Fortescue Towers

Random ramblings from the life and times of Col. Fortescue Featherstonehaugh Fortescue.

Monday, October 31, 2005

Atchoo!

The village has gone absolutely crackers. Everyone from the vicar to the families on the council estate wandering round in protective suits and masks in case a swan sneezes on 'em. Papers are the same, every time a Sparrow drops dead half way across the globe there is ten pages on how we are all doomed. Bonkers, the lot of them and one is definitely not going to give up dining on well hung Pheasant in case it has forgotten to blow its beak.

In fact one is suffering from something of a surfeit of slightly gamey avian wildlife at the moment as the mem' concerned about her health has been blasting away from the clocktower like some deranged sniper. One cannot even go out without the risk of being brained by birdlife tumbling from the sky. The postman will no longer deliver after being knocked unconscious by a plummeting Cormorant and ones gun dog needed resuscitating after a flock of Starlings flew over. Poor thing was running around the great lawn picking up feathered corpses for two hours then the mem' spotted a couple of flights of geese headed our way.

One did attempt to remonstrate with the mad woman but to no avail and the avian slaughter got worse when she discovered the Bofors gun ones father had hidden after the last big shindig just in case the Wehrmacht tried another world tour or the reds arrived on the doorstep one morning. One does rather hope that she runs out of 40mm soon as the pilot of 4.30 mail plane may get something of a shock as he passes overhead. One really does not fancy a re-enactment of the Dambusters raid over the ornamental pond if he should suddenly get flashbacks to his days over Berlin.
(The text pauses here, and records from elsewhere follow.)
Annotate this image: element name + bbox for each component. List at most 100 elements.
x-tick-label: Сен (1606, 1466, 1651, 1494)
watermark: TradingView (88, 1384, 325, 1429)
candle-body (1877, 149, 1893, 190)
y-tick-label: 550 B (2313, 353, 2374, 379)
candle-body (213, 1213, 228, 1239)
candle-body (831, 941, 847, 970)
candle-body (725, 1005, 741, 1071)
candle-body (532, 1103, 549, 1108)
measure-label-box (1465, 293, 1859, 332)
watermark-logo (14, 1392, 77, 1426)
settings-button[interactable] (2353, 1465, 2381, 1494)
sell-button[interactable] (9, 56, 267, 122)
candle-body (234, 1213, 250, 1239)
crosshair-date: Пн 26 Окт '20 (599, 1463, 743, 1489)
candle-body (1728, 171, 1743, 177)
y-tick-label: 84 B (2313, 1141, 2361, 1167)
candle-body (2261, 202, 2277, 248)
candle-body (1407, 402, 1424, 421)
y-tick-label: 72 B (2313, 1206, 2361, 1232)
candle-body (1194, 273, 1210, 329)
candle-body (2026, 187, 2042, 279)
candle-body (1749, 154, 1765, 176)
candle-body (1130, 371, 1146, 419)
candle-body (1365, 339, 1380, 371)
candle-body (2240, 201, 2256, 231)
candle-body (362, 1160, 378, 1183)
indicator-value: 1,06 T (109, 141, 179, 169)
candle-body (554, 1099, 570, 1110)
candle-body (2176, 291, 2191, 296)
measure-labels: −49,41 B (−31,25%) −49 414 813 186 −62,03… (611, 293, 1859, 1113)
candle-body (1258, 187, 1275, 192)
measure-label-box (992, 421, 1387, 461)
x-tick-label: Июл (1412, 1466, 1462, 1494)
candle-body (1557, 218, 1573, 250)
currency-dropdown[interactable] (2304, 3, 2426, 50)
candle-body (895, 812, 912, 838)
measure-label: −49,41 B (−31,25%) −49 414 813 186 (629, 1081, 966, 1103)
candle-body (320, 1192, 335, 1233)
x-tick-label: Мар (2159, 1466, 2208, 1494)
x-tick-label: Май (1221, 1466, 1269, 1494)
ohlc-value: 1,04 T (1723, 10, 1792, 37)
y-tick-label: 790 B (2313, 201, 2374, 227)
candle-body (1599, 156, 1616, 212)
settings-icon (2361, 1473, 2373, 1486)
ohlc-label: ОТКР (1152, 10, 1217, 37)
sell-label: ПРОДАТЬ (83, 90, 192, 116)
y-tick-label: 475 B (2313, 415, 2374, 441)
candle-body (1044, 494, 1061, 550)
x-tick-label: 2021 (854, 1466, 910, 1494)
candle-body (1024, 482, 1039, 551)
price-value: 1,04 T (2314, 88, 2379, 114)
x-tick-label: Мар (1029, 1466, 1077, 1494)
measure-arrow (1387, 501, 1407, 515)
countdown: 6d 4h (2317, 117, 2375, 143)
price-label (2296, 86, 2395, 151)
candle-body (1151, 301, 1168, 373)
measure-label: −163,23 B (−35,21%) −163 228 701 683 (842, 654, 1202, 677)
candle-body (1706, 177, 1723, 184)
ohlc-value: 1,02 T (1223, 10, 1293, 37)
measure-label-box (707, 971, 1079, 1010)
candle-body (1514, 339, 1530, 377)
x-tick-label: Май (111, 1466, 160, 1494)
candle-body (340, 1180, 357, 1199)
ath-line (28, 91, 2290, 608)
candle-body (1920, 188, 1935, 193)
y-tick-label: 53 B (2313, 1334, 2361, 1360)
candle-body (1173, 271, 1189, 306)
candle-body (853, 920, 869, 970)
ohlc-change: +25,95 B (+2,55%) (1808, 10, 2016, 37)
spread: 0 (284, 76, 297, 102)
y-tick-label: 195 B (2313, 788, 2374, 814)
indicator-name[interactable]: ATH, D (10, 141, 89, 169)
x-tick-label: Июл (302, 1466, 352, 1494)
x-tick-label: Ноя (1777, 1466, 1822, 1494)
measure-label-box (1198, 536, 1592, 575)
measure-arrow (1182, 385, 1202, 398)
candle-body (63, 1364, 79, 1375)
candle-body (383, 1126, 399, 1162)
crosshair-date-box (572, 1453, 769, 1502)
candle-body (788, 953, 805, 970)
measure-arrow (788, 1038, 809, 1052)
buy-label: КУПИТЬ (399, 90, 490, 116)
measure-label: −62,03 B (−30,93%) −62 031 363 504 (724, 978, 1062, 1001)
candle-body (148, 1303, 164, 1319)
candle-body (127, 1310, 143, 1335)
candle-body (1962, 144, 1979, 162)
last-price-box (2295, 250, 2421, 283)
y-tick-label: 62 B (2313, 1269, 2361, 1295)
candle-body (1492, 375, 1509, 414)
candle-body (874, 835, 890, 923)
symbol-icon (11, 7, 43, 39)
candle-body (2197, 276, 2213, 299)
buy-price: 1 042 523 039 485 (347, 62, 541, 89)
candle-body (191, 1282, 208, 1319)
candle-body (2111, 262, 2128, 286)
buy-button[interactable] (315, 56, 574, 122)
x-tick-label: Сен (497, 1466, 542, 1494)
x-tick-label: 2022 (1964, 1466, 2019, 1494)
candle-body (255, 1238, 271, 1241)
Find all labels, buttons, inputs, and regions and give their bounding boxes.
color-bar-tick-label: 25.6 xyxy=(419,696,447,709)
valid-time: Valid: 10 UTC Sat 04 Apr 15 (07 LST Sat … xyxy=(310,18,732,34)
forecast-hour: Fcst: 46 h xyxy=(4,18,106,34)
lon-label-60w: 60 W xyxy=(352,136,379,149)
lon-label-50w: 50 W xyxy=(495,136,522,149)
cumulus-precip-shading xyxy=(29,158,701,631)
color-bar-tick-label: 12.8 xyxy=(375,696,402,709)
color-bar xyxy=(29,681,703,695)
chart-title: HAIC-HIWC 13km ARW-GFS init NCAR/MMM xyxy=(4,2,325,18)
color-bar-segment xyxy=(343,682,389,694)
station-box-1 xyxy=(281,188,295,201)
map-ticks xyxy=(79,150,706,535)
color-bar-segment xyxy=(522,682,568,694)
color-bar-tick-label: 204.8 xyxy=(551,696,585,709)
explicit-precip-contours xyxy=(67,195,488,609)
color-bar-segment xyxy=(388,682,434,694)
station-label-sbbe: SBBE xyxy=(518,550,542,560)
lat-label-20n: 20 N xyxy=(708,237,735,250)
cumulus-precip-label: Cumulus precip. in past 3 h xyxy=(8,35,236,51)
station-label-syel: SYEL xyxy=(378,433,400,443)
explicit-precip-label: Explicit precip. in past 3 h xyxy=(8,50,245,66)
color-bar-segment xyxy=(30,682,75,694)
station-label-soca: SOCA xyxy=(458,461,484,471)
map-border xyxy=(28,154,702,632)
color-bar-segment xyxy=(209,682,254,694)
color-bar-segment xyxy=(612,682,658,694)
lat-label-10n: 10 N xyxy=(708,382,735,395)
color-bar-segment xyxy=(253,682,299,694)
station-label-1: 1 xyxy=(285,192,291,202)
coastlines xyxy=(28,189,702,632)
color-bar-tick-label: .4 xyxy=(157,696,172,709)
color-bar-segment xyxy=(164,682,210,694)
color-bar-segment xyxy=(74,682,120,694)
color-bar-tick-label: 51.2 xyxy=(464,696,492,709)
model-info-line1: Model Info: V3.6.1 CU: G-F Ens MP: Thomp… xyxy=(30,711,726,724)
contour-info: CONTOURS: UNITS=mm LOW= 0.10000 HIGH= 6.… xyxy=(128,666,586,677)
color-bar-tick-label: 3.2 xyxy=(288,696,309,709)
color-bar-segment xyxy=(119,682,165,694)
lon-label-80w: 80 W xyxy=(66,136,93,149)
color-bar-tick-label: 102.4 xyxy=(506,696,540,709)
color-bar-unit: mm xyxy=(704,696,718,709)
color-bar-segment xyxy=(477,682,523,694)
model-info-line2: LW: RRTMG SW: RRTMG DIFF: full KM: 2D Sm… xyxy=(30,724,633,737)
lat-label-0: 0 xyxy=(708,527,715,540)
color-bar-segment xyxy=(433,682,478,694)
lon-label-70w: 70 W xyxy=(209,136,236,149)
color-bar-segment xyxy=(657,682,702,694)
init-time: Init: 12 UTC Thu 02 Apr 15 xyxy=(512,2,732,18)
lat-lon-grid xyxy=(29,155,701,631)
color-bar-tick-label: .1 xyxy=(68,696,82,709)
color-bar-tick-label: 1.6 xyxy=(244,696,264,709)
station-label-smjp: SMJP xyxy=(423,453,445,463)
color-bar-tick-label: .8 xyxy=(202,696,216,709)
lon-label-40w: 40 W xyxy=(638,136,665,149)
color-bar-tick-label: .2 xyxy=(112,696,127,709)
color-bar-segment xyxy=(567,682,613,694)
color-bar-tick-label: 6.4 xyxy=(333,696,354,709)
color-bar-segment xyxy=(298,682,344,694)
Birdlife falling from the skies is bad enough but having a sack of birthday cards and telephone bills skip across the lake and crash through ones study window is just not on. One should receive ones mail through the postbox, not be precision bombed by it.

Still at least cook is happy as she can now try a few recipes from her ' Origynalle Mediaevalle Cooke Booke - 1978 Edition' although if Blenkinsop can find ones tin helmet one is going to make a dash for it in case the mem' really does manage to bag four and twenty blackbirds.

Thursday, October 20, 2005

On Mobile Telephones

Ones niece Josella has recently acquired one of those portable telephones. Allows her to keep in touch with the other debutantes and plays 'Rule Britannia' every time someone calls her. Been trying to convince one to invest in one as well. Absolutely not, bloody infernal devices, see the local common oiks hanging around outside the village store using them. Tippity-tapping away to their equally revolting chums, probably informing them that Mr Bhutee has had a few cases of cheap cider delivered and to get there before they drink it all. Not going to lower oneself to that level and anyway, carrying one means that the mem' can get hold of one even when one is enjoying a quiet snifter at ones club or comfortably ensconced in the summer house with a G and T and one of Sir Percivals collection of vintage erotica.

Of course, one isn't completely out of touch with technology. Ones grandfather, the late Sir 'Binky' Fortescue VC, OBE, DFC had one of Mr Bells Telephonic Apparatus installed in the 1890s. Been providing sterling service ever since without the need for gimmicks and makeovers. Does the job it was designed for and can't see Mr Bell resorting to annoying blue amphibians to sell a few more.

However, one does rather prefer to use the old fashioned method of pen and paper. Scribble a missive and get Blenkinsop to deliver it to the mem' in the East wing. If he returns safely unmarked by a couple of rounds of birdshot and without his wooden leg in splinters one knows the message has been well received. Much more pleasant than having to listen to the mems dulcet tones emanating from ones telephone as she employs the turn of phrase that would make a navvy blush.